Cameroon-Info.Net vous propose des passages de cet entretien:

Question: Qu’est-ce qui fait votre actualité artistique en ce moment?

Sally Nyolo: Actuellement, je suis en studio pour un nouvel opus. Mais je suis au Cameroun pour combattre le mariage précoce des enfants. Je suis ambassadrice de l’UNICEF depuis 2016 et depuis cette année-là, je suis très présente au Cameroun pour lutter contre le mariage précoce des enfants, pour rencontrer les artistes et surtout pour mener à bien une grande entreprise qui est la réalisation d’une comédie musicale, afin d’aller au plus près du public en passant par les institutions.

Question: Depuis le début de votre carrière, vous vous êtes produites dans plusieurs continents. Quelle scène vous a le plus marquée?

Sally Nyolo: Ce n’est malheureusement pas une scène africaine… La scène la plus importante pour moi a été la scène où j’ai joué avec Maceo Parker, James Brown et il y avait devant nous plus de 70 000 personnes. Ils ont acheté tous mes CD et à la fin du concert, ils ont enlevé leurs t-shirts et m’ont demandée de signer sur leurs corps avec des feutres indélébiles.
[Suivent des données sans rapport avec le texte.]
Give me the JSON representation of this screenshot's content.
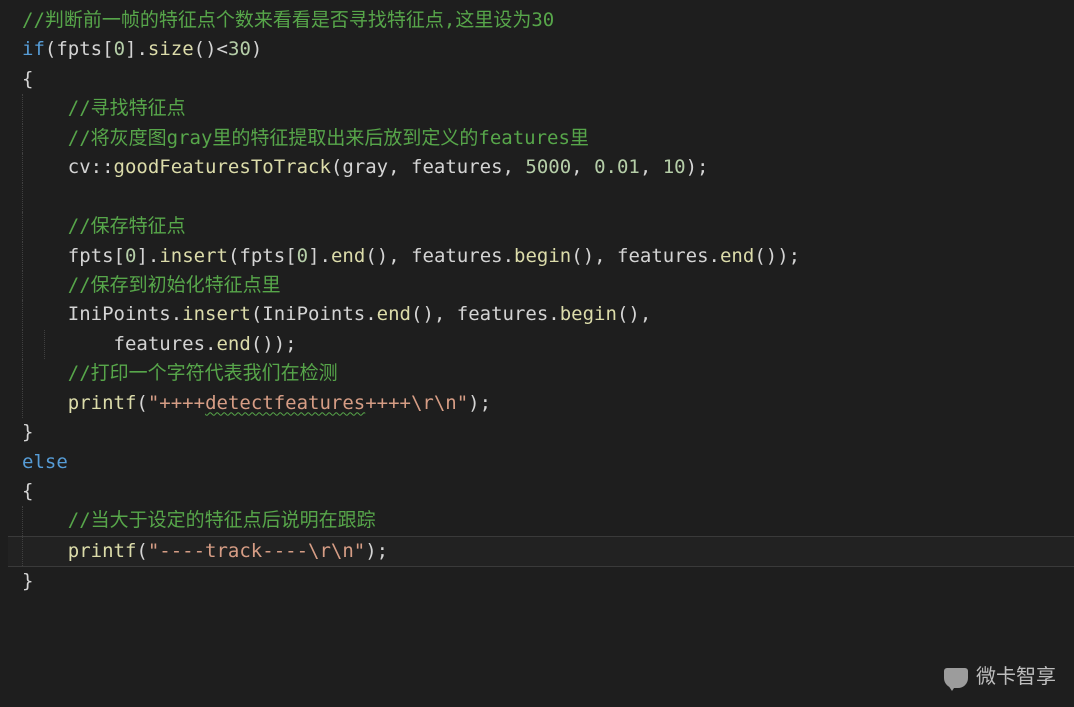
{
  "watermark": "微卡智享",
  "lines": [
    {
      "indent": 0,
      "tokens": [
        {
          "cls": "comment",
          "t": "//判断前一帧的特征点个数来看看是否寻找特征点,这里设为30"
        }
      ]
    },
    {
      "indent": 0,
      "tokens": [
        {
          "cls": "keyword",
          "t": "if"
        },
        {
          "cls": "punct",
          "t": "("
        },
        {
          "cls": "ident",
          "t": "fpts"
        },
        {
          "cls": "punct",
          "t": "["
        },
        {
          "cls": "number",
          "t": "0"
        },
        {
          "cls": "punct",
          "t": "]."
        },
        {
          "cls": "func",
          "t": "size"
        },
        {
          "cls": "punct",
          "t": "()<"
        },
        {
          "cls": "number",
          "t": "30"
        },
        {
          "cls": "punct",
          "t": ")"
        }
      ]
    },
    {
      "indent": 0,
      "tokens": [
        {
          "cls": "punct",
          "t": "{"
        }
      ]
    },
    {
      "indent": 1,
      "tokens": [
        {
          "cls": "comment",
          "t": "//寻找特征点"
        }
      ]
    },
    {
      "indent": 1,
      "tokens": [
        {
          "cls": "comment",
          "t": "//将灰度图gray里的特征提取出来后放到定义的features里"
        }
      ]
    },
    {
      "indent": 1,
      "tokens": [
        {
          "cls": "ident",
          "t": "cv"
        },
        {
          "cls": "punct",
          "t": "::"
        },
        {
          "cls": "func",
          "t": "goodFeaturesToTrack"
        },
        {
          "cls": "punct",
          "t": "("
        },
        {
          "cls": "ident",
          "t": "gray"
        },
        {
          "cls": "punct",
          "t": ", "
        },
        {
          "cls": "ident",
          "t": "features"
        },
        {
          "cls": "punct",
          "t": ", "
        },
        {
          "cls": "number",
          "t": "5000"
        },
        {
          "cls": "punct",
          "t": ", "
        },
        {
          "cls": "number",
          "t": "0.01"
        },
        {
          "cls": "punct",
          "t": ", "
        },
        {
          "cls": "number",
          "t": "10"
        },
        {
          "cls": "punct",
          "t": ");"
        }
      ]
    },
    {
      "indent": 1,
      "tokens": []
    },
    {
      "indent": 1,
      "tokens": [
        {
          "cls": "comment",
          "t": "//保存特征点"
        }
      ]
    },
    {
      "indent": 1,
      "tokens": [
        {
          "cls": "ident",
          "t": "fpts"
        },
        {
          "cls": "punct",
          "t": "["
        },
        {
          "cls": "number",
          "t": "0"
        },
        {
          "cls": "punct",
          "t": "]."
        },
        {
          "cls": "func",
          "t": "insert"
        },
        {
          "cls": "punct",
          "t": "("
        },
        {
          "cls": "ident",
          "t": "fpts"
        },
        {
          "cls": "punct",
          "t": "["
        },
        {
          "cls": "number",
          "t": "0"
        },
        {
          "cls": "punct",
          "t": "]."
        },
        {
          "cls": "func",
          "t": "end"
        },
        {
          "cls": "punct",
          "t": "(), "
        },
        {
          "cls": "ident",
          "t": "features"
        },
        {
          "cls": "punct",
          "t": "."
        },
        {
          "cls": "func",
          "t": "begin"
        },
        {
          "cls": "punct",
          "t": "(), "
        },
        {
          "cls": "ident",
          "t": "features"
        },
        {
          "cls": "punct",
          "t": "."
        },
        {
          "cls": "func",
          "t": "end"
        },
        {
          "cls": "punct",
          "t": "());"
        }
      ]
    },
    {
      "indent": 1,
      "tokens": [
        {
          "cls": "comment",
          "t": "//保存到初始化特征点里"
        }
      ]
    },
    {
      "indent": 1,
      "tokens": [
        {
          "cls": "ident",
          "t": "IniPoints"
        },
        {
          "cls": "punct",
          "t": "."
        },
        {
          "cls": "func",
          "t": "insert"
        },
        {
          "cls": "punct",
          "t": "("
        },
        {
          "cls": "ident",
          "t": "IniPoints"
        },
        {
          "cls": "punct",
          "t": "."
        },
        {
          "cls": "func",
          "t": "end"
        },
        {
          "cls": "punct",
          "t": "(), "
        },
        {
          "cls": "ident",
          "t": "features"
        },
        {
          "cls": "punct",
          "t": "."
        },
        {
          "cls": "func",
          "t": "begin"
        },
        {
          "cls": "punct",
          "t": "(),"
        }
      ]
    },
    {
      "indent": 2,
      "tokens": [
        {
          "cls": "ident",
          "t": "features"
        },
        {
          "cls": "punct",
          "t": "."
        },
        {
          "cls": "func",
          "t": "end"
        },
        {
          "cls": "punct",
          "t": "());"
        }
      ]
    },
    {
      "indent": 1,
      "tokens": [
        {
          "cls": "comment",
          "t": "//打印一个字符代表我们在检测"
        }
      ]
    },
    {
      "indent": 1,
      "tokens": [
        {
          "cls": "func",
          "t": "printf"
        },
        {
          "cls": "punct",
          "t": "("
        },
        {
          "cls": "string",
          "t": "\"++++"
        },
        {
          "cls": "string squiggle",
          "t": "detectfeatures"
        },
        {
          "cls": "string",
          "t": "++++\\r\\n\""
        },
        {
          "cls": "punct",
          "t": ");"
        }
      ]
    },
    {
      "indent": 0,
      "tokens": [
        {
          "cls": "punct",
          "t": "}"
        }
      ]
    },
    {
      "indent": 0,
      "tokens": [
        {
          "cls": "keyword",
          "t": "else"
        }
      ]
    },
    {
      "indent": 0,
      "tokens": [
        {
          "cls": "punct",
          "t": "{"
        }
      ]
    },
    {
      "indent": 1,
      "tokens": [
        {
          "cls": "comment",
          "t": "//当大于设定的特征点后说明在跟踪"
        }
      ]
    },
    {
      "indent": 1,
      "hl": true,
      "tokens": [
        {
          "cls": "func",
          "t": "printf"
        },
        {
          "cls": "punct",
          "t": "("
        },
        {
          "cls": "string",
          "t": "\"----track----\\r\\n\""
        },
        {
          "cls": "punct",
          "t": ");"
        }
      ]
    },
    {
      "indent": 0,
      "tokens": [
        {
          "cls": "punct",
          "t": "}"
        }
      ]
    }
  ]
}
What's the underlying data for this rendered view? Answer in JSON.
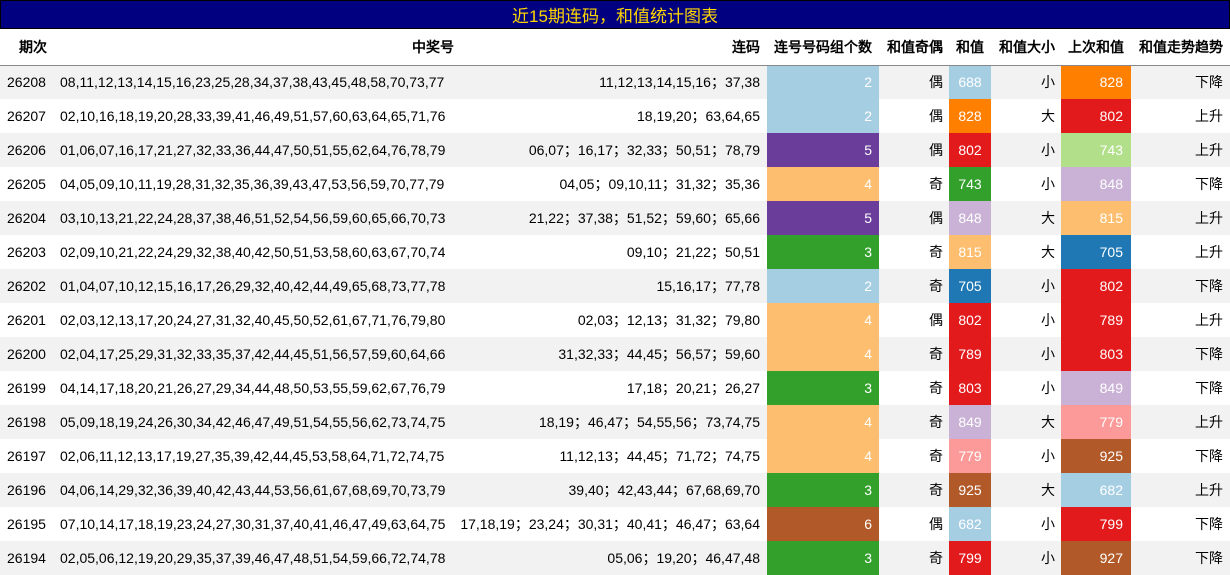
{
  "title": "近15期连码，和值统计图表",
  "headers": [
    "期次",
    "中奖号",
    "连码",
    "连号号码组个数",
    "和值奇偶",
    "和值",
    "和值大小",
    "上次和值",
    "和值走势趋势"
  ],
  "colors": {
    "1": "#a6cee3",
    "2": "#a6cee3",
    "3": "#33a02c",
    "4": "#fdbf6f",
    "5": "#6a3d9a",
    "6": "#b15928",
    "orange": "#ff7f00",
    "red": "#e31a1c",
    "lightgreen": "#b2df8a",
    "green": "#33a02c",
    "lavender": "#cab2d6",
    "peach": "#fdbf6f",
    "blue": "#1f78b4",
    "pink": "#fb9a99",
    "brown": "#b15928",
    "lightblue": "#a6cee3"
  },
  "rows": [
    {
      "period": "26208",
      "numbers": "08,11,12,13,14,15,16,23,25,28,34,37,38,43,45,48,58,70,73,77",
      "consec": "11,12,13,14,15,16；37,38",
      "count": "2",
      "count_color": "#a6cee3",
      "parity": "偶",
      "sum": "688",
      "sum_color": "#a6cee3",
      "size": "小",
      "prev": "828",
      "prev_color": "#ff7f00",
      "trend": "下降"
    },
    {
      "period": "26207",
      "numbers": "02,10,16,18,19,20,28,33,39,41,46,49,51,57,60,63,64,65,71,76",
      "consec": "18,19,20；63,64,65",
      "count": "2",
      "count_color": "#a6cee3",
      "parity": "偶",
      "sum": "828",
      "sum_color": "#ff7f00",
      "size": "大",
      "prev": "802",
      "prev_color": "#e31a1c",
      "trend": "上升"
    },
    {
      "period": "26206",
      "numbers": "01,06,07,16,17,21,27,32,33,36,44,47,50,51,55,62,64,76,78,79",
      "consec": "06,07；16,17；32,33；50,51；78,79",
      "count": "5",
      "count_color": "#6a3d9a",
      "parity": "偶",
      "sum": "802",
      "sum_color": "#e31a1c",
      "size": "小",
      "prev": "743",
      "prev_color": "#b2df8a",
      "trend": "上升"
    },
    {
      "period": "26205",
      "numbers": "04,05,09,10,11,19,28,31,32,35,36,39,43,47,53,56,59,70,77,79",
      "consec": "04,05；09,10,11；31,32；35,36",
      "count": "4",
      "count_color": "#fdbf6f",
      "parity": "奇",
      "sum": "743",
      "sum_color": "#33a02c",
      "size": "小",
      "prev": "848",
      "prev_color": "#cab2d6",
      "trend": "下降"
    },
    {
      "period": "26204",
      "numbers": "03,10,13,21,22,24,28,37,38,46,51,52,54,56,59,60,65,66,70,73",
      "consec": "21,22；37,38；51,52；59,60；65,66",
      "count": "5",
      "count_color": "#6a3d9a",
      "parity": "偶",
      "sum": "848",
      "sum_color": "#cab2d6",
      "size": "大",
      "prev": "815",
      "prev_color": "#fdbf6f",
      "trend": "上升"
    },
    {
      "period": "26203",
      "numbers": "02,09,10,21,22,24,29,32,38,40,42,50,51,53,58,60,63,67,70,74",
      "consec": "09,10；21,22；50,51",
      "count": "3",
      "count_color": "#33a02c",
      "parity": "奇",
      "sum": "815",
      "sum_color": "#fdbf6f",
      "size": "大",
      "prev": "705",
      "prev_color": "#1f78b4",
      "trend": "上升"
    },
    {
      "period": "26202",
      "numbers": "01,04,07,10,12,15,16,17,26,29,32,40,42,44,49,65,68,73,77,78",
      "consec": "15,16,17；77,78",
      "count": "2",
      "count_color": "#a6cee3",
      "parity": "奇",
      "sum": "705",
      "sum_color": "#1f78b4",
      "size": "小",
      "prev": "802",
      "prev_color": "#e31a1c",
      "trend": "下降"
    },
    {
      "period": "26201",
      "numbers": "02,03,12,13,17,20,24,27,31,32,40,45,50,52,61,67,71,76,79,80",
      "consec": "02,03；12,13；31,32；79,80",
      "count": "4",
      "count_color": "#fdbf6f",
      "parity": "偶",
      "sum": "802",
      "sum_color": "#e31a1c",
      "size": "小",
      "prev": "789",
      "prev_color": "#e31a1c",
      "trend": "上升"
    },
    {
      "period": "26200",
      "numbers": "02,04,17,25,29,31,32,33,35,37,42,44,45,51,56,57,59,60,64,66",
      "consec": "31,32,33；44,45；56,57；59,60",
      "count": "4",
      "count_color": "#fdbf6f",
      "parity": "奇",
      "sum": "789",
      "sum_color": "#e31a1c",
      "size": "小",
      "prev": "803",
      "prev_color": "#e31a1c",
      "trend": "下降"
    },
    {
      "period": "26199",
      "numbers": "04,14,17,18,20,21,26,27,29,34,44,48,50,53,55,59,62,67,76,79",
      "consec": "17,18；20,21；26,27",
      "count": "3",
      "count_color": "#33a02c",
      "parity": "奇",
      "sum": "803",
      "sum_color": "#e31a1c",
      "size": "小",
      "prev": "849",
      "prev_color": "#cab2d6",
      "trend": "下降"
    },
    {
      "period": "26198",
      "numbers": "05,09,18,19,24,26,30,34,42,46,47,49,51,54,55,56,62,73,74,75",
      "consec": "18,19；46,47；54,55,56；73,74,75",
      "count": "4",
      "count_color": "#fdbf6f",
      "parity": "奇",
      "sum": "849",
      "sum_color": "#cab2d6",
      "size": "大",
      "prev": "779",
      "prev_color": "#fb9a99",
      "trend": "上升"
    },
    {
      "period": "26197",
      "numbers": "02,06,11,12,13,17,19,27,35,39,42,44,45,53,58,64,71,72,74,75",
      "consec": "11,12,13；44,45；71,72；74,75",
      "count": "4",
      "count_color": "#fdbf6f",
      "parity": "奇",
      "sum": "779",
      "sum_color": "#fb9a99",
      "size": "小",
      "prev": "925",
      "prev_color": "#b15928",
      "trend": "下降"
    },
    {
      "period": "26196",
      "numbers": "04,06,14,29,32,36,39,40,42,43,44,53,56,61,67,68,69,70,73,79",
      "consec": "39,40；42,43,44；67,68,69,70",
      "count": "3",
      "count_color": "#33a02c",
      "parity": "奇",
      "sum": "925",
      "sum_color": "#b15928",
      "size": "大",
      "prev": "682",
      "prev_color": "#a6cee3",
      "trend": "上升"
    },
    {
      "period": "26195",
      "numbers": "07,10,14,17,18,19,23,24,27,30,31,37,40,41,46,47,49,63,64,75",
      "consec": "17,18,19；23,24；30,31；40,41；46,47；63,64",
      "count": "6",
      "count_color": "#b15928",
      "parity": "偶",
      "sum": "682",
      "sum_color": "#a6cee3",
      "size": "小",
      "prev": "799",
      "prev_color": "#e31a1c",
      "trend": "下降"
    },
    {
      "period": "26194",
      "numbers": "02,05,06,12,19,20,29,35,37,39,46,47,48,51,54,59,66,72,74,78",
      "consec": "05,06；19,20；46,47,48",
      "count": "3",
      "count_color": "#33a02c",
      "parity": "奇",
      "sum": "799",
      "sum_color": "#e31a1c",
      "size": "小",
      "prev": "927",
      "prev_color": "#b15928",
      "trend": "下降"
    }
  ]
}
La scène s’est produite au Danemark. Un autre souvenir impérissable, c’était en Belgique lorsque j’ai vu des enfants peindre leurs mains en bleu et ils ont fait une haie depuis la scène jusqu’à la loge pour m’attendre. Alors que je chantais en Eton, en Fang, en nos langues, ces enfants ont secoué leurs mains pour me dire que je leur avais donné l’occasion de penser qu’il n’existe pas de couleurs entre les humains. La culture n’a pas de couleur, c’est la vibration qu’on donne à l’autre qui compte.

Question: Quelles appréciation faites-vous de la scène artistique camerounaise actuelle? Quelles sont les jeunes qui vous marquent? On présente d’ailleurs certains comme vos héritiers.

Sally Nyolo: Je ne les connais pas. Je ne vis pas au Cameroun et là où je vais, je ne les rencontre pas. Ce que vous appelez bitkutsi, je ne me reconnais pas dedans. Ce sont des boîtes à rythme. Je n’ai jamais entendu quelqu’un taper le gouffre comme mois. Si j’ai des héritiers, qu’on me les montre. Je suis désolé, mais je n’ai jamais joué avec une boîte à rythme. Avec tout le potentiel que nous avons ici, les artistes devraient être permanemment en pleine recherche parce que la musique est une science. Ils devraient tous chercher comment dominer le monde extérieur au lieu de chercher à s’uniformiser. Ne me comparez-pas. Le travail de l’artiste, c’est d’essayer de convertir son art à tout moment. Tout est musique et la musique est partout. A nous d’être conscients de ce que nous voulons donner. Je fais de la musique et non du bikutsi. Je reconnais avoir fait quelque chose du bitkutsi original avant qu’il ne soit emprisonné dans les boîtes à ryhtme.

Question: 37 ans de carrière déjà et toujours au top. Quel est votre secret?

Sally Nyolo: J’aime mon travail et tout le monde le sait. Si on demande cinq noms de chanteuses en Afrique, mon nom sera certainement cité.

Question: Que pensez-vous de la gestion des droits d’auteur au Cameroun?

Sally Nyolo: Depuis le début, je n’ai jamais rien au Cameroun en parlant des droits d’auteur. Je me suis pourtant affiliée à toutes les sociétés de gestion des droits d’auteur depuis la première.

Question: Comment appréciez-vous le mouvement de boycott de certains artistes à l’international?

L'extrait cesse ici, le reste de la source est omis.